Tutorial: Enrich a Cognitive Search index with custom entities from your data

In enterprise, having an abundance of electronic documents can mean that searching through them is a time-consuming and expensive task. Azure Cognitive Search can help with searching through your files, based on their indices. Custom named entity recognition can help by extracting relevant entities from your files, and enriching the process of indexing these files.

In this tutorial, you learn how to:

  • Create a custom named entity recognition project.
  • Publish Azure function.
  • Add an index to Azure Cognitive Search.

Prerequisites

Upload sample data to blob container

After you have created an Azure storage account and connected it to your Language resource, you will need to upload the documents from the sample dataset to the root directory of your container. These documents will later be used to train your model.

  1. Download the sample dataset from GitHub.

  2. Open the .zip file, and extract the folder containing the documents.

  3. In the Azure portal, navigate to the storage account you created, and select it.

  4. In your storage account, select Containers from the left menu, located below Data storage. On the screen that appears, select + Container. Give the container the name example-data and leave the default Public access level.

    A screenshot showing the main page for a storage account.

  5. After your container has been created, select it. Then click Upload button to select the .txt and .json files you downloaded earlier.

    A screenshot showing the button for uploading files to the storage account.

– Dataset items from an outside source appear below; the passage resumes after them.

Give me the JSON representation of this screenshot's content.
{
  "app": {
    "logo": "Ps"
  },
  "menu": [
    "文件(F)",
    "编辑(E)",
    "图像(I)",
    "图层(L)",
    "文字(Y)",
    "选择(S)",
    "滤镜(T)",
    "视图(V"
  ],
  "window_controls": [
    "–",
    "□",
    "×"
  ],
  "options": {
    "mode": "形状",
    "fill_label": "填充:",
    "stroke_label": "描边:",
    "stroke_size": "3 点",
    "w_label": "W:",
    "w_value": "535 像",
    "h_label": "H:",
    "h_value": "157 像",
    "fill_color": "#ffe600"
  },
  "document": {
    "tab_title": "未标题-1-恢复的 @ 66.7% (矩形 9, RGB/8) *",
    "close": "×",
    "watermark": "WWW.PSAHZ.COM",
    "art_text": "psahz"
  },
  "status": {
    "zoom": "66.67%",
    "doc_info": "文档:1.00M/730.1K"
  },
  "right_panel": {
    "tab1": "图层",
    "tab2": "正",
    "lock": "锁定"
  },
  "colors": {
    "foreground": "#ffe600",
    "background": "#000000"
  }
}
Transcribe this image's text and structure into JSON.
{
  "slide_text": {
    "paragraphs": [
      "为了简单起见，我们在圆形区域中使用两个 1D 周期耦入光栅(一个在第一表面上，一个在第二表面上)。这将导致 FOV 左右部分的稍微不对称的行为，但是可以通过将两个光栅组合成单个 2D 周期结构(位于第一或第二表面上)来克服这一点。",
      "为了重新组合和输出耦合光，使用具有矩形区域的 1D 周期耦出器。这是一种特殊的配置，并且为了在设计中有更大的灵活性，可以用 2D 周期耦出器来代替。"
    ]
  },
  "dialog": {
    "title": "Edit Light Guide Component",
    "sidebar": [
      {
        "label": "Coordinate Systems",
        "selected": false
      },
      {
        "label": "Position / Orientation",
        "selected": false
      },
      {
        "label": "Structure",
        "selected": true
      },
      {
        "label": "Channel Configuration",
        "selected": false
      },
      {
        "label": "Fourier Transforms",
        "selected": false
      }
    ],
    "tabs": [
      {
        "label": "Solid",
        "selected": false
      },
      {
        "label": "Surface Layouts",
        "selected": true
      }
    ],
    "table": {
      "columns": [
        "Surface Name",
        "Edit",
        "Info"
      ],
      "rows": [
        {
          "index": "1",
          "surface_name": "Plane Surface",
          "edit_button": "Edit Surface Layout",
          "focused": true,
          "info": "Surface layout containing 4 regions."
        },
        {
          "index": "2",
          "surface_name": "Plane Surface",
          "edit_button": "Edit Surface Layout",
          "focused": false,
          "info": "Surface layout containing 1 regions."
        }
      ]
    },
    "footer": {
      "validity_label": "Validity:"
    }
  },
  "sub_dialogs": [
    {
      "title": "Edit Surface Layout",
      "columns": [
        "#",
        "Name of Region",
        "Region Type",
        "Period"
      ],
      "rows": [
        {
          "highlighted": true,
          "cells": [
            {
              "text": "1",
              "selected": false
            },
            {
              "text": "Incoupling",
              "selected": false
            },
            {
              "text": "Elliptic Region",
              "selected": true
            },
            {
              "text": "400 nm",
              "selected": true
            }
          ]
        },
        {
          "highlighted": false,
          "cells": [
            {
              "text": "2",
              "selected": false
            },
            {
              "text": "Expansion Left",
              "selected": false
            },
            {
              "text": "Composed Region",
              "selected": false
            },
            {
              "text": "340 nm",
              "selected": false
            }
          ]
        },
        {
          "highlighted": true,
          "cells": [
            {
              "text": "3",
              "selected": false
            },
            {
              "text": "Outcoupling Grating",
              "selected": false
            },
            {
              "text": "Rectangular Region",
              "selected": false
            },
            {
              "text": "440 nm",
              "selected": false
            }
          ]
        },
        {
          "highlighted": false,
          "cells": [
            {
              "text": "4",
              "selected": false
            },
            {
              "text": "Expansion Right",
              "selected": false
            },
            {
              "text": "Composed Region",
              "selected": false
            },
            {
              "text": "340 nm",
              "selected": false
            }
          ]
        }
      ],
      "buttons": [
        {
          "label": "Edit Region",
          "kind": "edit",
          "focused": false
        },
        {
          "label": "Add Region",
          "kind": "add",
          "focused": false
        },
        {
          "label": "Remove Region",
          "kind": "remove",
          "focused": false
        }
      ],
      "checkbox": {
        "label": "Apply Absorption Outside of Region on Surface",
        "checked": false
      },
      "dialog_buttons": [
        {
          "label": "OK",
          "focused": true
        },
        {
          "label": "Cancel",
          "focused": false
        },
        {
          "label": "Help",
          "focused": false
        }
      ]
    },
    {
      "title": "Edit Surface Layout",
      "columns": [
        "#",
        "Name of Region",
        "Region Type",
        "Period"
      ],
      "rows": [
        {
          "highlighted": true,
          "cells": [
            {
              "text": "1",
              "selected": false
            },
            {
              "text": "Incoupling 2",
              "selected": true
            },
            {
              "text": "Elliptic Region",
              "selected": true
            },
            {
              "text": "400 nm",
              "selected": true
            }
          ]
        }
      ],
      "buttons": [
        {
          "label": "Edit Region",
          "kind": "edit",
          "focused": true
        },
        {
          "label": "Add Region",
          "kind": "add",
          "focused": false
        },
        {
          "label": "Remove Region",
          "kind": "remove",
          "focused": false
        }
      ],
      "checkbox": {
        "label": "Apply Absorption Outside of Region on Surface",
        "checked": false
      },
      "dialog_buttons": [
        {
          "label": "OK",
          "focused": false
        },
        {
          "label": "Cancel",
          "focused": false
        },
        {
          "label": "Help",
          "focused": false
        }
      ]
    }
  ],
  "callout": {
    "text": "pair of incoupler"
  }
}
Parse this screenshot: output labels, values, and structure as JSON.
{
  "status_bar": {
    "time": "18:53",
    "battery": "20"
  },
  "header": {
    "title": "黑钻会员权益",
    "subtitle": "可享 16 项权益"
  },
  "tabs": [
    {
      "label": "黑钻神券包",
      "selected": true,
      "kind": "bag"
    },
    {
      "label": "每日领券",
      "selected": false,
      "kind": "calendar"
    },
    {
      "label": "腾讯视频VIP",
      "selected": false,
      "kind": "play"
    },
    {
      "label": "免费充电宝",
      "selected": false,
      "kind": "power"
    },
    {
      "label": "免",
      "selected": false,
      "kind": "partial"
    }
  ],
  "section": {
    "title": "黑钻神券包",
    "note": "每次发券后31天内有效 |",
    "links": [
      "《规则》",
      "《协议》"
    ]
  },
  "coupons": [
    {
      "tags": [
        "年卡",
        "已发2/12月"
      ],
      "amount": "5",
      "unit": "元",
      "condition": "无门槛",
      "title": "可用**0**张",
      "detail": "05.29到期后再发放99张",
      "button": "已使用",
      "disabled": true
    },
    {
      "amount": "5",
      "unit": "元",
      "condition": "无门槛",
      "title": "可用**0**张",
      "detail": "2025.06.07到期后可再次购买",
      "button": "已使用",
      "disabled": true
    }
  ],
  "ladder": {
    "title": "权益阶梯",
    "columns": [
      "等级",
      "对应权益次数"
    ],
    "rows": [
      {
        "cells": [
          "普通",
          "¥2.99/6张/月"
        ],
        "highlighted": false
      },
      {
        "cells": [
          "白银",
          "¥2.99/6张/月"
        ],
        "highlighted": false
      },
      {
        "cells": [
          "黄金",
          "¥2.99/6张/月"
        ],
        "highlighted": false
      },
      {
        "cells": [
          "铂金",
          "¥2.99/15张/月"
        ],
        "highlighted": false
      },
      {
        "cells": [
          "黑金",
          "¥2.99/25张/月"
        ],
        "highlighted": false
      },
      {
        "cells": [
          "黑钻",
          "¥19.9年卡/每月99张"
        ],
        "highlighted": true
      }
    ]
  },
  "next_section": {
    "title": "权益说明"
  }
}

The provided sample dataset contains 20 loan agreements. Each agreement includes two parties: a lender and a borrower. You can use the provided sample file to extract relevant information for: both parties, an agreement date, a loan amount, and an interest rate.

Create a custom named entity recognition project

Once your resource and storage account are configured, create a new custom NER project. A project is a work area for building your custom ML models based on your data. Your project can only be accessed by you and others who have access to the Language resource being used.

  1. Sign into the Language Studio. A window will appear to let you select your subscription and Language resource. Select the Language resource you created in the above step.

  2. Under the Extract information section of Language Studio, select Custom named entity recognition.

    A screenshot showing the location of custom NER in the Language Studio landing page.

  3. Select Create new project from the top menu in your projects page. Creating a project will let you tag data, train, evaluate, improve, and deploy your models.

    A screenshot of the project creation page.

  4. After you click, Create new project, a window will appear to let you connect your storage account. If you've already connected a storage account, you will see the storage accounted connected. If not, choose your storage account from the dropdown that appears and click on Connect storage account; this will set the required roles for your storage account. This step will possibly return an error if you are not assigned as owner on the storage account.

    Note

    • You only need to do this step once for each new resource you use.
    • This process is irreversible, if you connect a storage account to your Language resource you cannot disconnect it later.
    • You can only connect your Language resource to one storage account.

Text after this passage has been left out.